Nomenklatura sanità.
Da quando il Tfr alimenta la previdenza complementare, la gestione dei fondi sanitari è diventata ambitissima. Nonché inevitabilmente numerosa. Prendiamo il fondo Sanimpresa: funziona dal 2003 per gestire l'assistenza sanitaria ai dipendenti della Confcommercio di Roma insieme a Cgil, Cisl e Uil. Ebbene, il consiglio di gestione è formato da 36 persone, metà espressione delle imprese e metà dei sindacati. Come il Fonchim, fondo pensione dei chimici, che ha 2,5 miliardi di patrimonio ed è governato a un'assemblea di delegati formata da 31 rappresentanti delle imprese e 31di parte sindacale. Poi c'è il consiglio d'amministrazione (7+7) il Collegio dei Revisori (2+2) e la Consulta dei soci fondatori (9+9), con spese generali pari a 1,5 milioni di euro oltre al milione per il personale. Analogo il caso del Fondo Cometa, per i metalmeccanici, che ha un'assemblea di delegati più grande (45+45), un cda di 6+6.
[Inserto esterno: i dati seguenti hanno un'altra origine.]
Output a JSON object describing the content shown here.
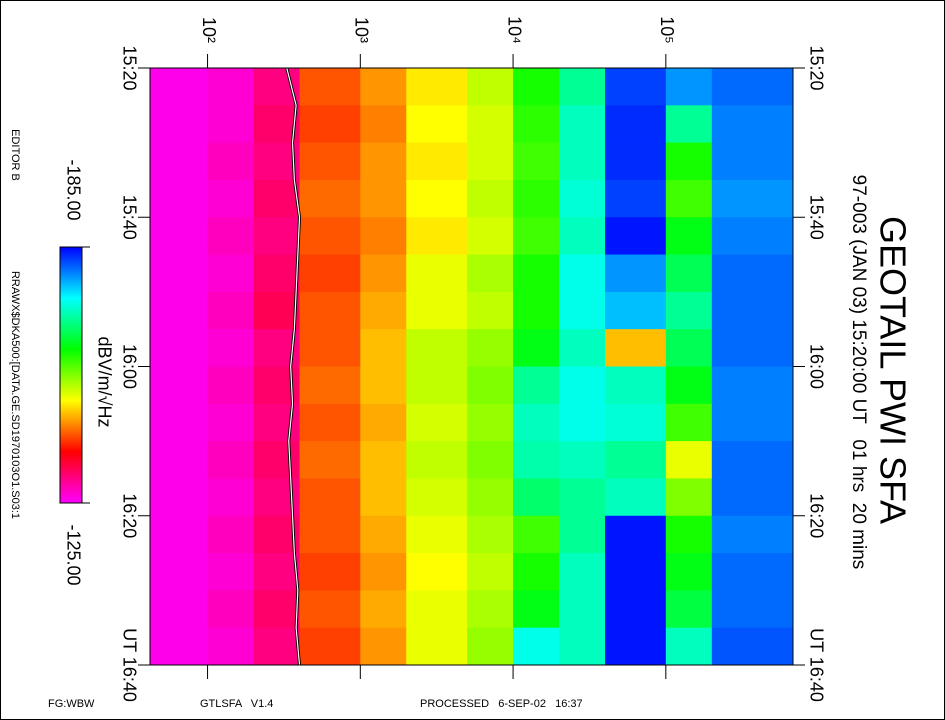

Tutti insieme appassionatamente.
Infine Cgil, Cisl e Uil insieme sono tra i fondatori dell'Unipol, che ha da poco dato vita alla holding finanziaria Ugf. Dentro: assicurazioni, banche, fondi di investimento, leasing e altre attività finanziarie. Tra i 25 membri del consiglio di amministrazione della Ugf - che stacca un compenso di 50 mila euro all'anno ciascuno più 1.500 euro di gettone di presenza alle riunioni - accanto a uno della Cgil, uno della Cisl e due della Uil, ci sono amministratori che provengono dai sindacati di artigiani, commercianti e agricoltori (Cna, Confesercenti e Cia). Un curriculum per tutti dà l'idea di quanta carriera possa fare un sindacalista che entra nei nuovi ranghi manageriali, quello di Sergio Betti: carriera nella Cisl in Toscana, poi consigli degli enti bilaterali edile e agricolo, cda dell'Università di Siena, della Camera di Commercio, del patronato Inas ed oggi, oltre che nel cda di Ugf, è presidente di Marte. Che cosa è? La prima società di brokeraggio assicurativo creata direttamente da un sindacato, la Cisl. Che è già, certamente il primo sindacato: almeno per il suo senso degli affari.